There is a famous and important exception, and knowing it precisely keeps you from over-applying it. If (X, Y) follow a bivariate normal distribution together, then zero correlation *does* imply independence. For jointly Gaussian variables, the single correlation parameter controls the entire dependence structure, so killing the correlation really does sever every link. This is why, in the comfortable world of the bell curve, people sometimes blur the two ideas — and inside that world the blur is harmless.

But the condition that earns this gift is sharper than it sounds. It is not enough that X is normal and Y is normal *separately* — they must be *jointly* normal, a property of the whole joint distribution. You can build two variables that are each perfectly normal on their own yet whose joint shape is not the smooth Gaussian hill, and such a pair can be uncorrelated without being independent. So the safe statement is narrow: under genuine joint normality, uncorrelated and independent coincide; in general they do not. Treat the Gaussian case as a special privilege, not a default.

What to do, and where this points next

So how do you actually check independence rather than mere uncorrelatedness? You go back to the definition and the factorization criterion: X and Y are independent exactly when the joint pmf or pdf factors as the product of the two marginals, f(x, y) = f_X(x) times f_Y(y), for all x and y. If you cannot factor it — if there is even one corner of the joint where the product fails, as with P(X = 1, Y = 0) above — they are not independent, no matter how the covariance comes out. Factorization is the real test; zero correlation is only a necessary symptom, never the diagnosis.

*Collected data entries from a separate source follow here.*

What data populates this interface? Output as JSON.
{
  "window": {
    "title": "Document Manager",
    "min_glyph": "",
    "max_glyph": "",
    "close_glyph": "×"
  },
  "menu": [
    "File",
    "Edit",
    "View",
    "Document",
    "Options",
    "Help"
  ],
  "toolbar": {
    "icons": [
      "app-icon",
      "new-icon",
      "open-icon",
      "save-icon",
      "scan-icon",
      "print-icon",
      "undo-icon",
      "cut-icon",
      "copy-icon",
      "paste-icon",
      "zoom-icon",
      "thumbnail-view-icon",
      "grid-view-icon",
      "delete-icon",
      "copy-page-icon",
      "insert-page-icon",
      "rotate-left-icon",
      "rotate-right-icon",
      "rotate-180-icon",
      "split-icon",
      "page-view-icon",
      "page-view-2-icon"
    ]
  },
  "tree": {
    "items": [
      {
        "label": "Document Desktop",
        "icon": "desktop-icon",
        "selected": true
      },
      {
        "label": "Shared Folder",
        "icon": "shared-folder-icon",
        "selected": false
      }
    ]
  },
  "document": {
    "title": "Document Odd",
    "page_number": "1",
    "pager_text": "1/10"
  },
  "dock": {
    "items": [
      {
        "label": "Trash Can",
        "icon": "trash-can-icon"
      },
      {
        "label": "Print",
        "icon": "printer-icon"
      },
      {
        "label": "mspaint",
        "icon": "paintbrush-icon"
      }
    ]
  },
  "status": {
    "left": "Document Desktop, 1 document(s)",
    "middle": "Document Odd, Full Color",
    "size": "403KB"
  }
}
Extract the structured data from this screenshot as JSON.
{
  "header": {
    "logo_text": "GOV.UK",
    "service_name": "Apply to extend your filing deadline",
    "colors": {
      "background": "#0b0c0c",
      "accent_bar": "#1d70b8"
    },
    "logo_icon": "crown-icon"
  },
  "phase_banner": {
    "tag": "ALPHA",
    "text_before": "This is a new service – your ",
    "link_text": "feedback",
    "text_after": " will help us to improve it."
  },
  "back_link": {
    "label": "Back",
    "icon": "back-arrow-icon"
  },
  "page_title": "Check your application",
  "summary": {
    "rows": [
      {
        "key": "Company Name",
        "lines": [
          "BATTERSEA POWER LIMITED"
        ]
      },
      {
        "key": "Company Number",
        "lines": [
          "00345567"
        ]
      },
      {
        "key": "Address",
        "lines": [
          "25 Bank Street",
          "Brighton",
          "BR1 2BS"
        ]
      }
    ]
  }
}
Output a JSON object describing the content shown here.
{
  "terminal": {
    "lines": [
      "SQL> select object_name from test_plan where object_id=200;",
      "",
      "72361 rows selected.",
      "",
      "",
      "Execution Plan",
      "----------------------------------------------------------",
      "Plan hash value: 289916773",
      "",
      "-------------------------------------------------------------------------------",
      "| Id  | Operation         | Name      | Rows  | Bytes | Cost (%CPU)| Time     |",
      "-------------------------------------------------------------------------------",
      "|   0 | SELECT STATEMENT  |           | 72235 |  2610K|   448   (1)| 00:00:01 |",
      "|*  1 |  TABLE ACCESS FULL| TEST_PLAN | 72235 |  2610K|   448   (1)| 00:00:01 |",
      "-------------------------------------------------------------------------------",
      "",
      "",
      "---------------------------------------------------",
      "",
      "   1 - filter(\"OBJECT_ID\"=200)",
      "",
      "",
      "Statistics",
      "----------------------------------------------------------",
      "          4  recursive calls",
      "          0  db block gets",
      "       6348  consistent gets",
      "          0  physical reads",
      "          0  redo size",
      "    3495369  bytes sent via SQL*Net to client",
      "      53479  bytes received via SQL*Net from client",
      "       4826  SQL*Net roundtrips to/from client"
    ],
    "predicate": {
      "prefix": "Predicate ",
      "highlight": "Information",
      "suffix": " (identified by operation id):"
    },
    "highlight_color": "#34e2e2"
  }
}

If you want a single number that, unlike correlation, *does* vanish only under genuine independence, there is one: mutual information. It measures how much knowing one variable reduces uncertainty about the other, and it equals zero if and only if X and Y are independent — catching curved and tangled dependence that correlation walks straight past. It is heavier machinery and lives more in information theory than in a first course, but it is the honest answer to 'is there any relationship at all?', whereas correlation only answers 'is there a straight-line one?'

Carry one practical habit out of this guide. When variances must add cleanly — the next guide's topic — what you truly need is zero covariance, not full independence; uncorrelated is exactly the right, weaker condition there. But whenever you need to factor a joint probability, simulate a system, or claim that one variable carries no information about another, only genuine independence will do, and a passing correlation test will quietly betray you. Match the assumption to the job: never spend 'independent' when 'uncorrelated' is all you have earned.